I have studied some computer science topics that do not directly relate to my work with Oracle databases and my review of the sortedcontainers implementation documentation tied together several things that I have studied and related them back to my work with Oracle performance tuning. I have not tested sortedcontainers to make sure that it does everything the web site says it does. But, I think it is the best Python package for doing balanced tree type of structures in memory. An AVL tree or B-tree keeps data ordered so you can quickly search for a range of key values and get them out in sorted order. Normal Oracle indexes are a type of B-tree but on disk with blocks cached in memory when queries access them. AVL trees are binary trees so each node points to at most 2 children. B-tree nodes can have many children. Sortedcontainers seem to work like a balanced tree with 1000 or so max children per node. I think it makes efficient use of Python’s built-in list objects. It seems to work well with caching within the CPU. I have not carefully reviewed the theory and tested all this out to prove that it is right but it seems likely that it is. I think it seems convincing because it ties back to other computer science topics that I have studied and to my experience with Oracle performance tuning.

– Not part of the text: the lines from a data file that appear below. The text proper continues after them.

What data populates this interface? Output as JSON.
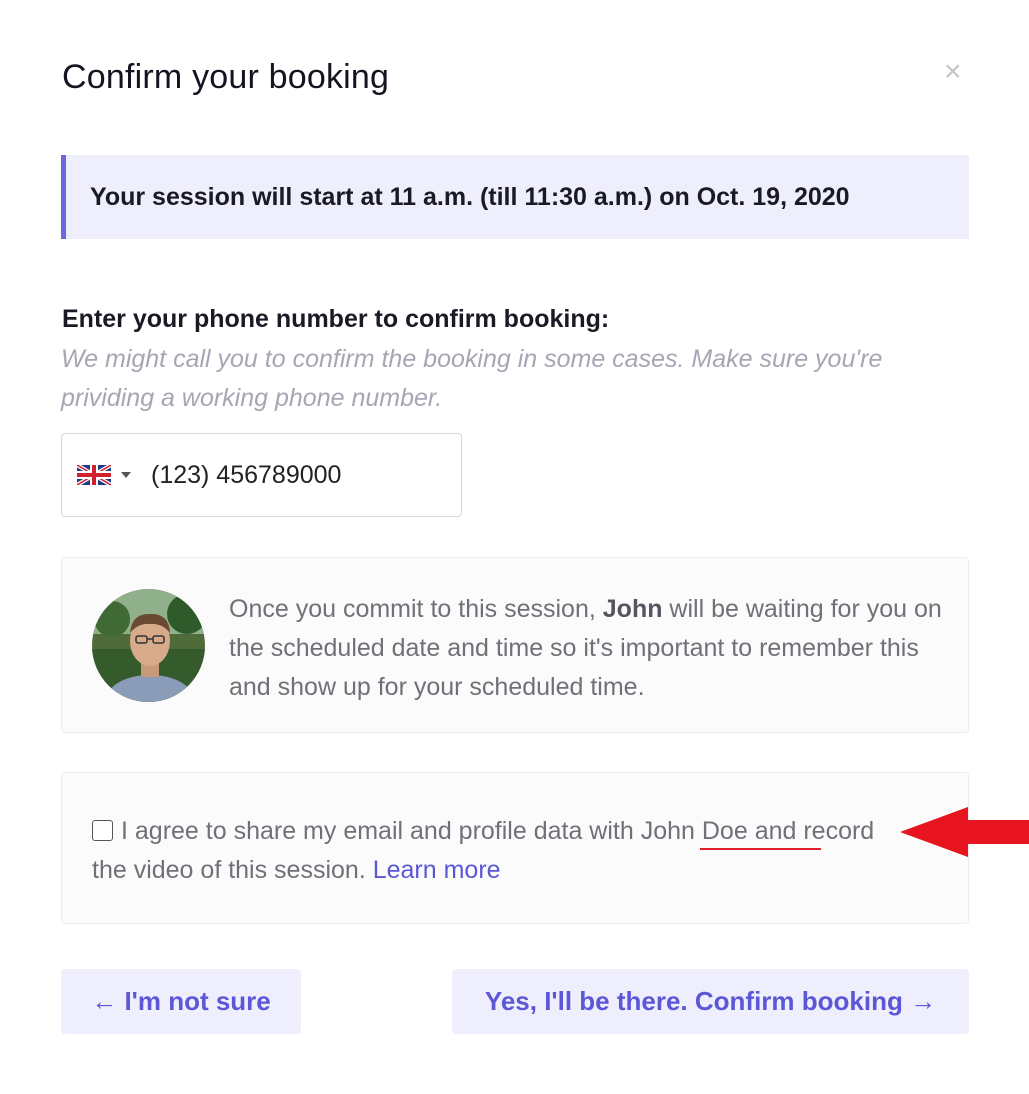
{
  "modal": {
    "title": "Confirm your booking",
    "close_label": "×"
  },
  "banner": {
    "text": "Your session will start at 11 a.m. (till 11:30 a.m.) on Oct. 19, 2020"
  },
  "phone": {
    "label": "Enter your phone number to confirm booking:",
    "hint": "We might call you to confirm the booking in some cases. Make sure you're prividing a working phone number.",
    "country_flag": "uk-flag-icon",
    "value": "(123) 456789000"
  },
  "info": {
    "text_before": "Once you commit to this session, ",
    "host_name": "John",
    "text_after": " will be waiting for you on the scheduled date and time so it's important to remember this and show up for your scheduled time."
  },
  "agreement": {
    "checked": false,
    "text_before": "I agree to share my email and profile data with ",
    "host_full_name": "John Doe",
    "text_after": " and record the video of this session. ",
    "learn_more": "Learn more"
  },
  "buttons": {
    "back_label": "← I'm not sure",
    "confirm_label": "Yes, I'll be there. Confirm booking →"
  },
  "colors": {
    "accent": "#5b57d6",
    "banner_bg": "#efeefc",
    "banner_border": "#6b67e0",
    "annotation": "#e0202a"
  }
}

I have been slowly working through an algorithms class on MIT’s OCW website. I am on a section about AVL trees. So, I was looking around at AVL trees in Python. I noticed that Rosetta Code had an AVL tree topic but no Python example until I added one. I also looked around on PyPI for an AVL tree Python package. Based on my search, I thought that bintrees was the most mature, but its web page has a note saying “Use sortedcontainers instead”. So, that made me think that sortedcontainers was the best balanced tree option in Python. The algorithms class talks about how to prove that you can work with AVL trees in O(log n) time. The sortedcontainers performance documentation has a complex explanation of its big O complexity. Also, I think that my class will discuss some of the concepts used in the sortedcontainers analysis in future lessons. So, that motivates me to go forward.
The assembly language book that I worked through helped me understand how to write programs that run faster because they make better use of the x86-64 processor’s cache and registers. Its creator seems to have designed sortedcontainers with CPU caches in mind. Right or wrong, in my mind this ties back to memory caches that affect Oracle database performance. How much of Oracle tuning relates back to how systems cache database blocks in RAM and where? You have the database block cache of course. You also have operating system filesystem cache which you might bypass with direct I/O. You may have high-speed memory cache within your SAN’s storage server. I don’t know about today but in the past disk controller cards and even disk drives themselves had memory caches. You might say, joking, that “cache is king” in database performance. At least, you have to say it is important to understand when and where database systems cache disk blocks in memory to understand why you are getting the performance you are seeing.
So, I guess my mind connected sortedcontainers with my algorithms class and assembly language book. I also connected sortedcontainers back to Oracle performance tuning. It makes me feel that digging into some computer science training is not a waste of time. It helps me to step back from Oracle database specific study and get a little theory. Also, my database work is focusing more and more on the x86-64 architecture and the Linux platform so looking at computer science on the same platform that I use for work has clear benefits.
So, I’m concerned that I have not made this post helpful to people who read it. Is it just about my experience or does it have a point for other people? Maybe the point is that it can’t hurt for an Oracle DBA to learn some computer science. Maybe you are like me and studied C.S. in school many years ago. Maybe you have learned Oracle on the job and don’t have a C.S. background. Maybe the message for both of us from my story about sortedcontainers and my “Aha!” moment is that there are benefits to studying a little computer science even if it does not directly relate to your job. There is only so much time in an Oracle DBA’s day and you can’t learn everything, but maybe it is worth putting some time into learning some C.S. theory if you can.
Bobby
In my experience as someone who spent a lot of time outside “technology” before working on data and ML projects mostly (python ecosystem and sql) , the little bit of CS I’ve learned (intermittently and somewhat randomly along my journey) as def made me appreciate databases (indexes) and generally resist the temptation if at all possible to do brute-force pairwise comparisons 🙂
The 80/20 seems to have gotten me reasonably far!
Thanks for your comment. Interesting to hear from someone who isn’t a pure technology person.